Our recommendations for migration of Python Script components are (in order of preference):

  1. Replace with native components where possible. The Data Productivity Cloud has new components that will natively perform some of the common tasks Python scripts were used for in Matillion ETL, such as Print Variables, with more coming soon (Move File, Delete File, Send Email with Attachment, for example).
  2. In a Snowflake environment, consider refactoring the pipeline to use the Python Pushdown component. Advantages of this component over the Python Script component are:

    • Runs on scalable Snowflake warehouses.
    • Direct access to Snowflake database connections.
    • Designed for heavy data processing, including pandas.
    • Full access to Data Productivity Cloud variables.
    • Many packages accessible by default.
    • Can be secured with network access control.

    However, when choosing to use Python Pushdown, consider the following:

    • May require some Python code refactoring.
    • Some initial setup of your Snowflake account will be required.
    • Some initial configuration of network access will be required.
    • This feature is only available on Snowflake.
  3. Use the Python Script component. This option can be low friction, but has some limitations:

    • The script may need to be refactored so it doesn't rely on a filesystem.
    • Available for Hybrid SaaS deployments only.
    • Only Python 3 is supported.
      • Components with Python 2 scripts will migrate successfully, but the scripts may need to be made compatible for Python 3 before they will run.
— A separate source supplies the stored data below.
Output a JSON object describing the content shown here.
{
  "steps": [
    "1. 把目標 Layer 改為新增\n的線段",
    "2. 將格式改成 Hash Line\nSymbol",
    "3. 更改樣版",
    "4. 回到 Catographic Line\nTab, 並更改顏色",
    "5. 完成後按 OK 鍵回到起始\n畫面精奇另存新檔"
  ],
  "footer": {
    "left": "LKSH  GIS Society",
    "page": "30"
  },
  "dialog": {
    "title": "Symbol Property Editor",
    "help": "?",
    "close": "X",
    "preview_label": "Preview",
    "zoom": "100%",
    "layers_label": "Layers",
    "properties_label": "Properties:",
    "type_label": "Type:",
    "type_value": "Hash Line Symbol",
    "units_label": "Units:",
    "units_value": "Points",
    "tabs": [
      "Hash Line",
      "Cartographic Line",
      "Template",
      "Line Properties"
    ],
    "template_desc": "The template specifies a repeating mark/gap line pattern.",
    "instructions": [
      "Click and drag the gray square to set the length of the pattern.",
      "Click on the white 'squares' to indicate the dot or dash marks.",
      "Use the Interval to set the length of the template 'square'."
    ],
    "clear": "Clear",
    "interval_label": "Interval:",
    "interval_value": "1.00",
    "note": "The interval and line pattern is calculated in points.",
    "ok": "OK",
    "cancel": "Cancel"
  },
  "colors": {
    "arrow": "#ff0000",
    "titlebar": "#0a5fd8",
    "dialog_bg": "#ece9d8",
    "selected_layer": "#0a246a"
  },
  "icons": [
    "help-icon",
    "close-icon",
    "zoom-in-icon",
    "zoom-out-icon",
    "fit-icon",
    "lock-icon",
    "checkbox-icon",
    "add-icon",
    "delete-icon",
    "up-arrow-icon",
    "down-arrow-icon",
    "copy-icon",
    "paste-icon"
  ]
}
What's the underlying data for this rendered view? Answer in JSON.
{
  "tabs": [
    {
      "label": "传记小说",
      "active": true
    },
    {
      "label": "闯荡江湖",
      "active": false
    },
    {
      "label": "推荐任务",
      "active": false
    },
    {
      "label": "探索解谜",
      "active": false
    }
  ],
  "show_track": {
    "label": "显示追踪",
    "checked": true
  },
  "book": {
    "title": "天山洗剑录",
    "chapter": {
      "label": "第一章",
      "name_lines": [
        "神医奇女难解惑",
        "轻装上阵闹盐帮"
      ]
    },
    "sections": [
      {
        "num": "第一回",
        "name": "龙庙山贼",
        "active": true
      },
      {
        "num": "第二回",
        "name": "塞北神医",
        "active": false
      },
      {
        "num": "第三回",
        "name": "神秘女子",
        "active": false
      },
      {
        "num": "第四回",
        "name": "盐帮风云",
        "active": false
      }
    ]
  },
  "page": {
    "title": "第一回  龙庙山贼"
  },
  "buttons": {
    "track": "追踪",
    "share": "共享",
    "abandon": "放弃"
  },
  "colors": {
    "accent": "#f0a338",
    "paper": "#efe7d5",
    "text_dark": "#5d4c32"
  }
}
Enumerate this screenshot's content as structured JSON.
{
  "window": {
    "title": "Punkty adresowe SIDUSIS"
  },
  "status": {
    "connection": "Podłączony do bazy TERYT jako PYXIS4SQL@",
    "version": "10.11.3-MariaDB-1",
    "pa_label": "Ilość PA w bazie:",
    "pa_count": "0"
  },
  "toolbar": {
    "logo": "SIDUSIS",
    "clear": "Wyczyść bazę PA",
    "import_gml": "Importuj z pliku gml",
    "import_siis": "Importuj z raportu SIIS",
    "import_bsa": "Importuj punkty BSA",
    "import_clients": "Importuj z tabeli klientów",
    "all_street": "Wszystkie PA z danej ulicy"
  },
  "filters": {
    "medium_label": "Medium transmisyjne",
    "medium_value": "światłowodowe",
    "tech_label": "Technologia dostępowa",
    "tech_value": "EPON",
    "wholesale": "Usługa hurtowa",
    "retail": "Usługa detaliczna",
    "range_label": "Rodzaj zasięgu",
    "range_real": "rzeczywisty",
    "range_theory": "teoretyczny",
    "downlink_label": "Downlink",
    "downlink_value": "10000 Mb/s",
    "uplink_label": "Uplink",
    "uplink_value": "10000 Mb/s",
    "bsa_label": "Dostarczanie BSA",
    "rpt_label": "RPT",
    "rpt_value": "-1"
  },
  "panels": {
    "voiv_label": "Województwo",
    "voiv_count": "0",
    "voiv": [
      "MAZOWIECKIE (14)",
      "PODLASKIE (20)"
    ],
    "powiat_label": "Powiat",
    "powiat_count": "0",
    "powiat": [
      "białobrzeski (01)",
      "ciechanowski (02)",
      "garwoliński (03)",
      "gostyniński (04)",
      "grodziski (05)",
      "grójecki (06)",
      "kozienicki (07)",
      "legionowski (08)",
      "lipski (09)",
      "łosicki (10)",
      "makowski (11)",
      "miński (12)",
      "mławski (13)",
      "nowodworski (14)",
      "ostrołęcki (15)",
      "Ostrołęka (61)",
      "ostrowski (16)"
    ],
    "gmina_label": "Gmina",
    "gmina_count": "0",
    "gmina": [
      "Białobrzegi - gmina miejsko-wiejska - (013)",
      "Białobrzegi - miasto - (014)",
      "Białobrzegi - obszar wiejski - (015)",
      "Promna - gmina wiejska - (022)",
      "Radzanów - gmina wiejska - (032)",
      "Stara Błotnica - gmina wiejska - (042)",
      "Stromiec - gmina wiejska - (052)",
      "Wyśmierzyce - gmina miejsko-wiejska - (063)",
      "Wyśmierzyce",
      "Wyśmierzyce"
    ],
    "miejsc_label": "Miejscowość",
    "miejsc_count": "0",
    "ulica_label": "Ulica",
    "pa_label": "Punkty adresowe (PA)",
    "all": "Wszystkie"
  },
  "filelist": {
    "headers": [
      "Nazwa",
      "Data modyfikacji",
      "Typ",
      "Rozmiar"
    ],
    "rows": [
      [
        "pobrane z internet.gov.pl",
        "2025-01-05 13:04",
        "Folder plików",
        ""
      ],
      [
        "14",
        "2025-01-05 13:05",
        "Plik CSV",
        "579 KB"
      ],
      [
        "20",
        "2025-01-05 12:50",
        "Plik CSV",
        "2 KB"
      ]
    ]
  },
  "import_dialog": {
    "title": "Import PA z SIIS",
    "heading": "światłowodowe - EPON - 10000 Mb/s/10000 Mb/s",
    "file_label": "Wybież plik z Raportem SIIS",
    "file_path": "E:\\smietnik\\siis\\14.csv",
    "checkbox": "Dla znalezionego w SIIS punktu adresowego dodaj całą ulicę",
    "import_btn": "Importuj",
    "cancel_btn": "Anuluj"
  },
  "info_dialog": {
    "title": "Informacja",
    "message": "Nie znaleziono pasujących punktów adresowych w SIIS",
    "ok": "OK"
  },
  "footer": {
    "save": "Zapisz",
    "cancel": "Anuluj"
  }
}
Read Porting Python 2 Code to Python 3 for details.
      • Components with Jython scripts will have to be replaced with the Python Pushdown component (available in Snowflake environments only).
  4. Use the Bash Pushdown component to run a Python script on your own Linux machine via Bash. Advantages of this approach are:

    • You can set the CPU and memory on the Linux VM as needed.
    • You can install any packages or third-party applications you need on the Linux VM.

    However, when choosing to use Bash Pushdown, consider the following:

    • You need to set up, secure, update, and manage the Linux machine yourself.
    • You need network access from the Data Productivity Cloud agent to the compute source.

Automatic variables

The Data Productivity Cloud doesn't support directly accessing automatic variables through the Python Script component.

If you require this functionality, you can use an Update Scalar component to write the values to user-defined variables, which can then be passed to the script.